Il ne s’agit pas d’attendre le matin du grand soir. Le pouvoir des ouvriers, ça se construit avant la révolution. En s’organisant et en luttant avec une ligne politique révolutionnaire.
Faut-il se regrouper à l’appel des Licenci’elles, ex-salariées des Trois Suisses, et réclamer une loi interdisant les licenciements boursiers dans les grandes entreprises ? Se regrouper oui, mais pas, syndicalement comme politiquement, sur une base clairement réformiste !
Aucun licenciement, aucune suppression d’emploi ! Nous voulons travailler tous, moins, autrement !

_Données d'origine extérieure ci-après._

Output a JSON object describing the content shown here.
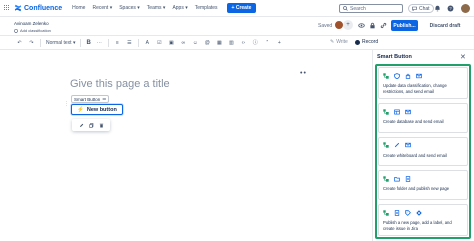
{
  "nav": {
    "brand": "Confluence",
    "items": [
      "Home",
      "Recent ▾",
      "Spaces ▾",
      "Teams ▾",
      "Apps ▾",
      "Templates"
    ],
    "create_label": "+ Create",
    "search_placeholder": "Search",
    "chat_label": "Chat"
  },
  "header": {
    "author": "Avinoam Zelenko",
    "add_classification": "Add classification",
    "saved_label": "Saved",
    "publish_label": "Publish...",
    "discard_label": "Discard draft"
  },
  "toolbar": {
    "text_style": "Normal text ▾",
    "bold": "B",
    "write_label": "Write",
    "record_label": "Record"
  },
  "editor": {
    "title_placeholder": "Give this page a title",
    "smart_tag_label": "Smart Button",
    "new_button_label": "New button"
  },
  "panel": {
    "title": "Smart Button",
    "cards": [
      {
        "text": "Update data classification, change restrictions, and send email",
        "icons": [
          "flow-icon",
          "shield-icon",
          "lock-icon",
          "mail-icon"
        ]
      },
      {
        "text": "Create database and send email",
        "icons": [
          "flow-icon",
          "database-icon",
          "mail-icon"
        ]
      },
      {
        "text": "Create whiteboard and send email",
        "icons": [
          "flow-icon",
          "whiteboard-icon",
          "mail-icon"
        ]
      },
      {
        "text": "Create folder and publish new page",
        "icons": [
          "flow-icon",
          "folder-icon",
          "page-icon"
        ]
      },
      {
        "text": "Publish a new page, add a label, and create issue in Jira",
        "icons": [
          "flow-icon",
          "page-icon",
          "label-icon",
          "jira-icon"
        ]
      }
    ]
  },
  "colors": {
    "brand": "#0c66e4",
    "highlight": "#22a06b",
    "icon_green": "#22a06b",
    "icon_blue": "#0c66e4"
  }
}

Et en tant que communistes, nous le savons : « Derrière le droit au travail il y a le pouvoir sur le capital, derrière le pouvoir sur le capital l’appropriation des moyens de production, leur subordination à la classe ouvrière associée, c’est-à-dire la suppression du salariat, du capital... » (Les luttes de classes en France, 1848).
Nous ne sortirons du « moins pire » qu’à contre-courant des idées réformistes sur l’Etat, en développant, par les idées et en pratique, l’indépendance de classe de nos luttes. C’est comme cela que nous travaillons aujourd’hui à la construction du pouvoir des ouvriers.